An ethical question packed with a punch: if you knew someone was cheating on their spouse would you tell that person? Truth can be painful to hear, but it is brutal to deliver to a friend, your boss’s spouse, a neighbour, a family member, to anyone.
A thankless position to be in, but I wish someone had told me. Dozens of people had first-hand knowledge for years about my ex’s chronic infidelity. Some knew me, others didn’t. But they sure knew of me. Any one of them could have used facts and sent me an anonymous note or made a call. Family members actually knew and could have told me, which is especially sad. It would have been a gift, jolting me out of the state of denial that I’d apparently taken up residence in almost from the day I married. As far as I’m concerned, everyone who chose not to tell me walked away from the scene of a wreck and that wreck, unbeknownst to me, was my life.
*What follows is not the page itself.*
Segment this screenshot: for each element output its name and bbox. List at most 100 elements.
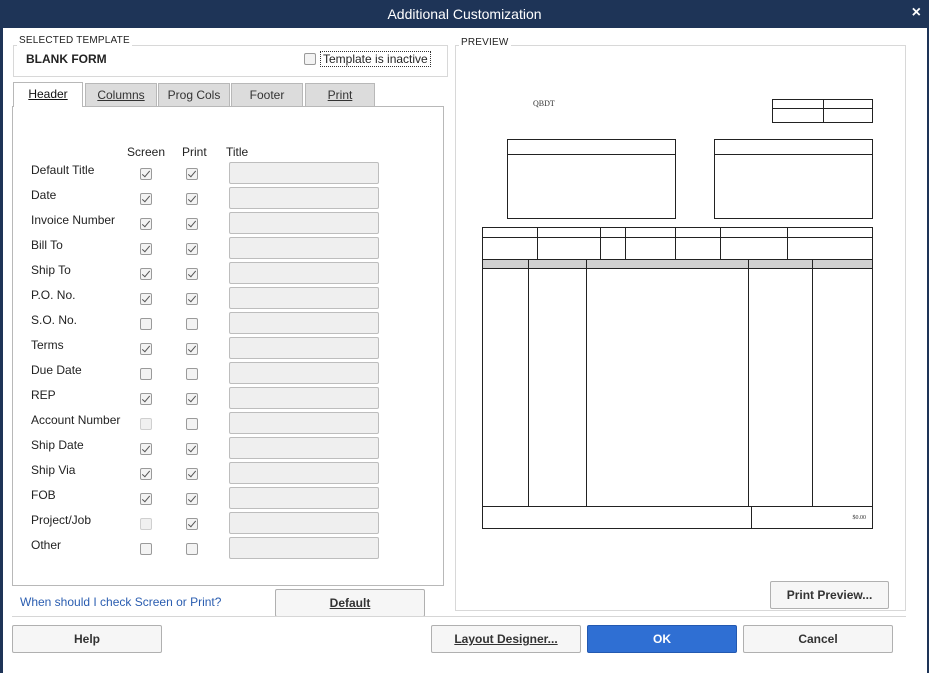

The very act of denial is self-victimisation. But it’s only after you have the information that you can stop whoever is doing it to you and what you are doing to yourself as a consequence. (My ex worked 300 miles away, so it was denial by distance in my case. But only up to a point.) Nothing was worth the years that I allowed him to convince me I was crazy for questioning him while I raised our children, washed his underwear, and sent his mother letters praising him for being such a wonderful husband and father. Someone stepping out of their comfort zone, providing some key facts would have been all I needed to confirm what I was hesitant to face up to.